Diffraction of electromagnetic radiation refers to various phenomena that occur when a light wave encounters an obstacle or opening.

- Diffraction and interference are phenomena associated with all kinds of waves. Electromagnetic waves are a special case however because of their unique behaviour.
- Diffraction deals with the way light bends around the edges of obstacles into regions that would otherwise be in shadow.
- Interference deals with the way that light behaves during the diffraction process.
- Diffraction can be produced by the edges or by a hole (aperture) in any opaque surface or object.
- Diffraction causes a propagating wave to produce a distinctive pattern as light waves interfere with one another. The resulting pattern becomes visible if diffracted light subsequently strikes a surface.
- Diffraction produces a circular pattern of concentric bands when a narrow beam of light passes through a small circular aperture and then strikes a flat surface.
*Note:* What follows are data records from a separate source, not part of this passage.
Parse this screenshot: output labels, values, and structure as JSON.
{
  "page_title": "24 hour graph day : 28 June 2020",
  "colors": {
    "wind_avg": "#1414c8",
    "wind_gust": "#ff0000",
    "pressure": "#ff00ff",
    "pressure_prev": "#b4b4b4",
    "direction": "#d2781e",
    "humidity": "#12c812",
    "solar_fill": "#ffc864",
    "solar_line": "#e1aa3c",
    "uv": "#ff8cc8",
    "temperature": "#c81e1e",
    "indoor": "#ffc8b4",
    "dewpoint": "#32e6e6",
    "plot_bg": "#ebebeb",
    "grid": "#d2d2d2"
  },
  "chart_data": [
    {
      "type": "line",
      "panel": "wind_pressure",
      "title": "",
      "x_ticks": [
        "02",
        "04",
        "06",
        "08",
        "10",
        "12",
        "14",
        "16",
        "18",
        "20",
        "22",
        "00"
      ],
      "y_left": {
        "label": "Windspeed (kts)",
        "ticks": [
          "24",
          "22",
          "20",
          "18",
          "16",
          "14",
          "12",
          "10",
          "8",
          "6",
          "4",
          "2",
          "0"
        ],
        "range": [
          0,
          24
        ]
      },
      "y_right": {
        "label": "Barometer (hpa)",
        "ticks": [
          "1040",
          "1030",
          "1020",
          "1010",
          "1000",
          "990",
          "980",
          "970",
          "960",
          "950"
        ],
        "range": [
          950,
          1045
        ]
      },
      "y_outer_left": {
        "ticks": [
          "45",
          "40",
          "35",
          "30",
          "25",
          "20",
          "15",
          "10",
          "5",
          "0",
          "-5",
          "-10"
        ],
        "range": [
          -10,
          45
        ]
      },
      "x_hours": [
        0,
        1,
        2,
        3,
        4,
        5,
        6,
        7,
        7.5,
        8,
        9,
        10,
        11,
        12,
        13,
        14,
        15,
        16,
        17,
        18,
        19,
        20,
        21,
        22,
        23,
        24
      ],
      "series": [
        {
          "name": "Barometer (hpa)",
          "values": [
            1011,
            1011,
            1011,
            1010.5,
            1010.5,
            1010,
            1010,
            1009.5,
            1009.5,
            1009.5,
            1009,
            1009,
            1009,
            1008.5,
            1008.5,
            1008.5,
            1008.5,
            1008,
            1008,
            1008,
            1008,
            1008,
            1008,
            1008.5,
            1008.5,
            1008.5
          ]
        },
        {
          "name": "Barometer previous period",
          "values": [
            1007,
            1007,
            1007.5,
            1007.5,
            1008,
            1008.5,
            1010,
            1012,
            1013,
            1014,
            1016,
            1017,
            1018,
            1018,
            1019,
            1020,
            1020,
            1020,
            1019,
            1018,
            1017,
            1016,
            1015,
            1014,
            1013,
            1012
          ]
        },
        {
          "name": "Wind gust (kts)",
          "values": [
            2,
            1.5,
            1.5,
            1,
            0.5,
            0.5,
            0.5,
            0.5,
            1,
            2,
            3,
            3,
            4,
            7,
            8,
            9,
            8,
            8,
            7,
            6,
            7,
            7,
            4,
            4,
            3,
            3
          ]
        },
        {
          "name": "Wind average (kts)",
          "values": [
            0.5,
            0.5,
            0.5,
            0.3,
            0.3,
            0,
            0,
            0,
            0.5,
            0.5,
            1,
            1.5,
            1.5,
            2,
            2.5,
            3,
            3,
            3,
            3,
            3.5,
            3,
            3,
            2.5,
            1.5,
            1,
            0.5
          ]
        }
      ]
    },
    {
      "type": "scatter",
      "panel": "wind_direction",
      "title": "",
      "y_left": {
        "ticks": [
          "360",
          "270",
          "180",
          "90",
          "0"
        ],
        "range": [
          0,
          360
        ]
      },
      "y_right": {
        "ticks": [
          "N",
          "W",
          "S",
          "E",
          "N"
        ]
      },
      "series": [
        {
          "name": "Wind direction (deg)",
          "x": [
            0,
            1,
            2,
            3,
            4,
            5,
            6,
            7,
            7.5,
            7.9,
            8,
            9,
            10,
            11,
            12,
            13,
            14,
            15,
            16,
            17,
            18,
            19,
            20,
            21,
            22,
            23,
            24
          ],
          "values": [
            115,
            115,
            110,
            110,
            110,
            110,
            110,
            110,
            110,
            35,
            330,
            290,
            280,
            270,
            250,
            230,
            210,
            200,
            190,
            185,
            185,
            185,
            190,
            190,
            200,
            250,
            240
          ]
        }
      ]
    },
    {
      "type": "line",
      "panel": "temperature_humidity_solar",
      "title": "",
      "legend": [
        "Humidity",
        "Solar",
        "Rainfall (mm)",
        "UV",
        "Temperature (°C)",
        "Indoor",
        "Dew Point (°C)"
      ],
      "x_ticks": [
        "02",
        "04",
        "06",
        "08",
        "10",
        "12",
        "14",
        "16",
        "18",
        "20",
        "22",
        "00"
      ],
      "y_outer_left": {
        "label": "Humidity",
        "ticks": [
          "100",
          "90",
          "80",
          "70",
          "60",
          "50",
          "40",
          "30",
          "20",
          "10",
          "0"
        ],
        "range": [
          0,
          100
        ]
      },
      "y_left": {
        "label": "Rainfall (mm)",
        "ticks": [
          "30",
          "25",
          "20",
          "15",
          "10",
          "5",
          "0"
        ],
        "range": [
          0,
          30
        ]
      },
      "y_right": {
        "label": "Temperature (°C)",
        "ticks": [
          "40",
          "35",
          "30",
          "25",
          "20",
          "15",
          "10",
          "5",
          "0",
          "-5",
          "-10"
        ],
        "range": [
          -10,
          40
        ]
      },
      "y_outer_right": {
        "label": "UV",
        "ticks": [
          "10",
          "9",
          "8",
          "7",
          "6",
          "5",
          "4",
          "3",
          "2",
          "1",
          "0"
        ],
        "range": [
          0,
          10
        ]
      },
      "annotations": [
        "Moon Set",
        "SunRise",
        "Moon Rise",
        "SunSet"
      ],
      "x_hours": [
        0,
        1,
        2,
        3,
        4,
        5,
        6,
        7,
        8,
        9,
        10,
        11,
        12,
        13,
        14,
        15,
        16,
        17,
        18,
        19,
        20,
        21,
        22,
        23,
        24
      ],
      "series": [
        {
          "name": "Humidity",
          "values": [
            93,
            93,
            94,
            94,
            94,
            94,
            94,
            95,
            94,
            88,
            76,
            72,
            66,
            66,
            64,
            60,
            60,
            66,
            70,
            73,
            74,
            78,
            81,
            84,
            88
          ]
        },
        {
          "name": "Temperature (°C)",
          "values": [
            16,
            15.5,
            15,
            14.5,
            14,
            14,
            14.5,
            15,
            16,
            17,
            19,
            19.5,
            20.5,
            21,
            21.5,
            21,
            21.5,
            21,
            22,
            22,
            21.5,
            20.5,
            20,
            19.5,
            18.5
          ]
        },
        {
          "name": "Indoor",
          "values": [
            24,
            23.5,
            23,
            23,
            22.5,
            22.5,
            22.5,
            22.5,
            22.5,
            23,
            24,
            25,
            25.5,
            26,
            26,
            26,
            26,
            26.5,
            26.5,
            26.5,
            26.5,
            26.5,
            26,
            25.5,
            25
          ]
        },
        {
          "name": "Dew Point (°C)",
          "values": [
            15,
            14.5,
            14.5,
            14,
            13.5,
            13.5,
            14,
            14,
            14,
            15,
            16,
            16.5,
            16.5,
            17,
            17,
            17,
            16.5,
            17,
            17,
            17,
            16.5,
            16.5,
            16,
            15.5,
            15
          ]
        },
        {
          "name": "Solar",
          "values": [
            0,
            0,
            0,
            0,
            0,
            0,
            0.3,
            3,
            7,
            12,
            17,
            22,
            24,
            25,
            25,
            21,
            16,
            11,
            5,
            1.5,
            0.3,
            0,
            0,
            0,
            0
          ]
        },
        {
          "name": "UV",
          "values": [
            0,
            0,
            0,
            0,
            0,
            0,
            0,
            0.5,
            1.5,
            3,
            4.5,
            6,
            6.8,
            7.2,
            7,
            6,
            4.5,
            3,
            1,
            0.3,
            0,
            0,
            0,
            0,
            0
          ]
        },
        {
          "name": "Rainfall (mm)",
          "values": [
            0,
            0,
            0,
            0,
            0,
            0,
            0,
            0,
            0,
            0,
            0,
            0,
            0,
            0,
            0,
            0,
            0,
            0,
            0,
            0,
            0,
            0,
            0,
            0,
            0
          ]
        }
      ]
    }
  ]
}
- In classical physics, an explanation of the diffraction of electromagnetic waves treats each point at which a propagating wavefront encounters the edge of an obstacle as a site at which a new spherical wavelet supersedes the original waveform.
- Separate spherical wavelets bend independently of one other beyond the site at which an obstacle is encountered. However, interference between them alters the way they bend and the distance they must travel before striking a surface.
- Explanations that describe the process of diffraction and interference patterns belong to Wave Theory and are the result of more than two centuries of study in the field of optics.

- In modern quantum mechanics, diffusion is explained by referring to the
*wave function*and*probability distribution*of each photon of light as it encounters the corner of an obstacle or the edge of an aperture. - Wave functions and probability distributions are part of mathematical formulations of the outcomes of all possible measurements of a photon’s behaviour in the course of diffraction.